If you don’t possess that knowledge yet, I would recommend that you work through R for Data Science (2nd edition) by Hadley Wickham, Mine Çetinkaya-Rundel, and Garrett Grolemund (Wickham, Çetinkaya-Rundel, and Grolemund 2023). This book, freely available at 4ds.hadley.nz, will give you a running start.
While some of the topics covered here may be similar to what you’ll find in R for Data Science and other introductory books and similar resources, it is hoped that the examples in this book add more context and expose you to greater technical challenges.
Outline
The first three chapters of this book provide some foundations, elements of the data preparation process that will help guide our thinking and our work, including data documentation (or recordkeeping).
Chapters 4 through 10 cover importing data from a variety of sources that are commonly encountered, including plain-text, Excel, statistical software formats, PDF files, internet sources, and databases.
Chapters 11 and 12 tackle finding problems in our data, and then dealing with those problems.
Finally Chapter 13 presents a short summary and poses the question, “Where to from here?”
Acknowledgements
I would like to acknowledge everyone who has contributed to the books, articles, blog posts, and R packages cited within. As well, thanks to my current colleagues at MNP, my former colleagues at BC Stats, and my colleagues and students at the University of Victoria’s Business Intelligence & Data Analytics program.

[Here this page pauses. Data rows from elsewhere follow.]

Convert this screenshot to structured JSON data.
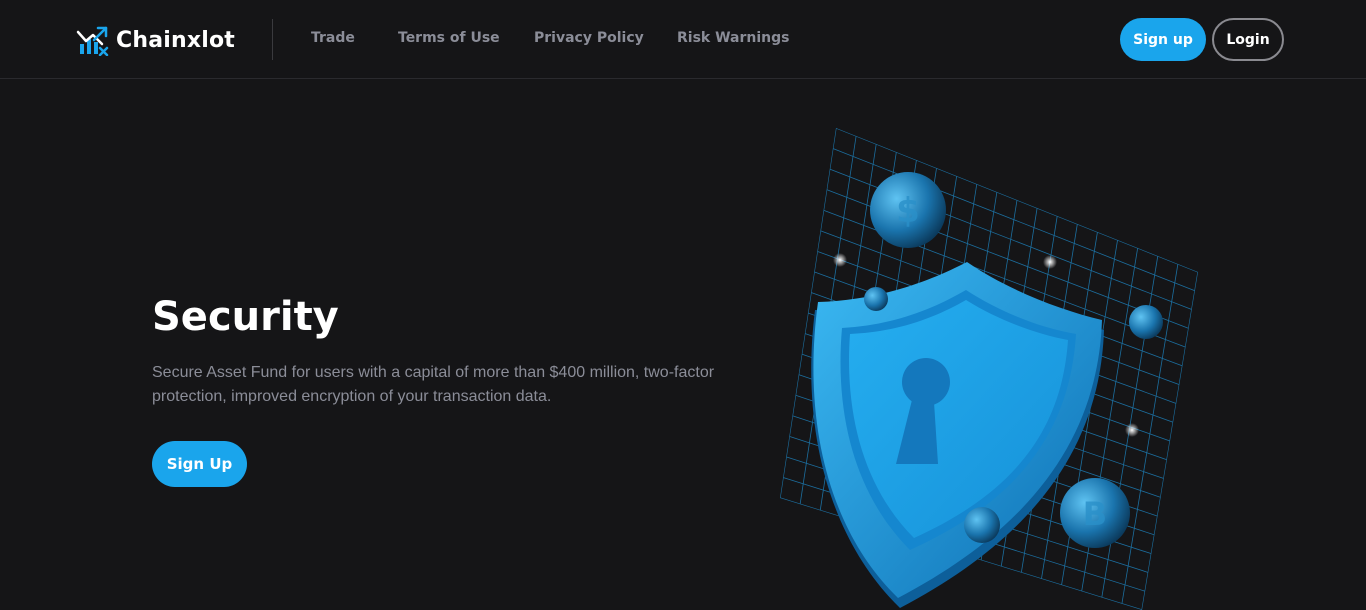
{
  "header": {
    "brand": "Chainxlot",
    "nav": [
      {
        "label": "Trade"
      },
      {
        "label": "Terms of Use"
      },
      {
        "label": "Privacy Policy"
      },
      {
        "label": "Risk Warnings"
      }
    ],
    "signup_label": "Sign up",
    "login_label": "Login"
  },
  "hero": {
    "title": "Security",
    "description": "Secure Asset Fund for users with a capital of more than $400 million, two-factor protection, improved encryption of your transaction data.",
    "cta_label": "Sign Up"
  },
  "colors": {
    "background": "#151517",
    "accent": "#1aa5ec",
    "muted_text": "#8b8d98"
  },
  "icons": {
    "logo": "chart-trend-icon",
    "illustration": "security-shield-lock-icon"
  }
}
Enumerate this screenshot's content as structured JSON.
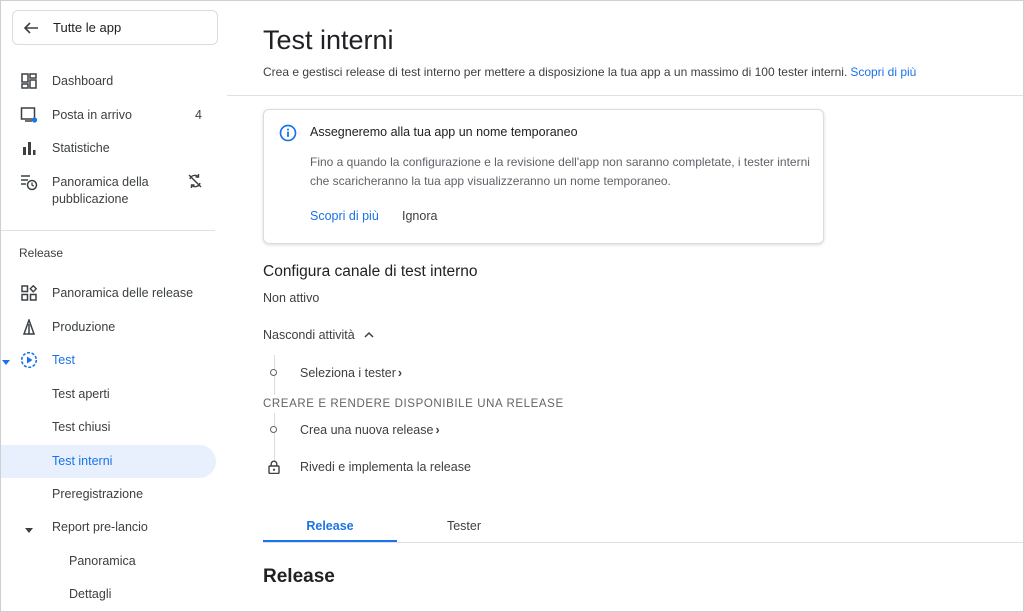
{
  "sidebar": {
    "back_label": "Tutte le app",
    "top_items": [
      {
        "label": "Dashboard",
        "icon": "dashboard-icon"
      },
      {
        "label": "Posta in arrivo",
        "icon": "inbox-icon",
        "badge": "4"
      },
      {
        "label": "Statistiche",
        "icon": "bar-chart-icon"
      },
      {
        "label": "Panoramica della pubblicazione",
        "icon": "publishing-overview-icon",
        "status_icon": "sync-off-icon"
      }
    ],
    "release_section_label": "Release",
    "release_items": [
      {
        "label": "Panoramica delle release",
        "icon": "release-overview-icon"
      },
      {
        "label": "Produzione",
        "icon": "production-icon"
      },
      {
        "label": "Test",
        "icon": "test-play-icon"
      },
      {
        "label": "Test aperti"
      },
      {
        "label": "Test chiusi"
      },
      {
        "label": "Test interni"
      },
      {
        "label": "Preregistrazione"
      },
      {
        "label": "Report pre-lancio"
      },
      {
        "label": "Panoramica"
      },
      {
        "label": "Dettagli"
      }
    ]
  },
  "main": {
    "title": "Test interni",
    "description": "Crea e gestisci release di test interno per mettere a disposizione la tua app a un massimo di 100 tester interni.",
    "description_link": "Scopri di più",
    "notice": {
      "title": "Assegneremo alla tua app un nome temporaneo",
      "body": "Fino a quando la configurazione e la revisione dell'app non saranno completate, i tester interni che scaricheranno la tua app visualizzeranno un nome temporaneo.",
      "link": "Scopri di più",
      "dismiss": "Ignora"
    },
    "config_title": "Configura canale di test interno",
    "status": "Non attivo",
    "toggle_tasks": "Nascondi attività",
    "task_select_testers": "Seleziona i tester",
    "release_subsection": "CREARE E RENDERE DISPONIBILE UNA RELEASE",
    "task_create_release": "Crea una nuova release",
    "task_review_release": "Rivedi e implementa la release",
    "tabs": [
      {
        "label": "Release",
        "active": true
      },
      {
        "label": "Tester",
        "active": false
      }
    ],
    "release_heading": "Release"
  },
  "colors": {
    "accent": "#1a73e8",
    "active_bg": "#e8f0fe",
    "text": "#202124",
    "muted": "#5f6368"
  }
}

The enthusiasm of this community of people—some I know well and others around the world I have never met—has helped sustain my own interest, and without that interest I wouldn’t have written this book.
Particular thanks to Julie Hawkins and Emily Riederer, both of whom provided valuable feedback on early drafts, and through their critiques made this book better than it would have otherwise been.
Some important details
License
This work by Martin Monkman is licensed under a Creative Commons Attribution-NonCommercial-NoDerivatives 4.0 International (CC BY-NC-ND 4.0) license.
Data in this book
This book draws on three sources of data:
R packages, such as {palmerpenguins} and {Lahman}, which bundle data ready for use.
Open source data that is freely available on the web.
Mock or synthetic data that was created specifically for this book.
The various data files in the second and third groups are bundled in the R package {dpjr} (Monkman 2023).
To download and install the {dpjr} package, you will need the {remotes} package:
# download and install "remotes"
install.packages("remotes")
# download and install "dpjr"
remotes::install_github("monkmanmh/dpjr")
Once the package is downloaded, the function dpjr::dpjr_data(<filename>)
can be used to generate the path to the data file, independent of the specific location on the user’s computer.
For example, to read the CSV file “mpg.csv”:
The {dpjr} package website is here: https://monkmanmh.github.io/dpjr/
The data files used in the {dpjr} package are covered by various open licenses; details can be found at the “Data licenses” page at the package website.
Source code
The source code for this ebook can be found at this github repository: https://github.com/MonkmanMH/data_preparation_journey
This book is written in Markdown, using the {bookdown} package (Xie 2021), and published to the web at bookdown.org.
Cover image
The cover image is a wayfinder close to my home: Fisgard Lighthouse, marking the entrance to Esquimalt Harbour in Victoria, British Columbia, Canada. (Location: 48.4307, -123.4477)
The cover photo is by jennyt, and used with permission.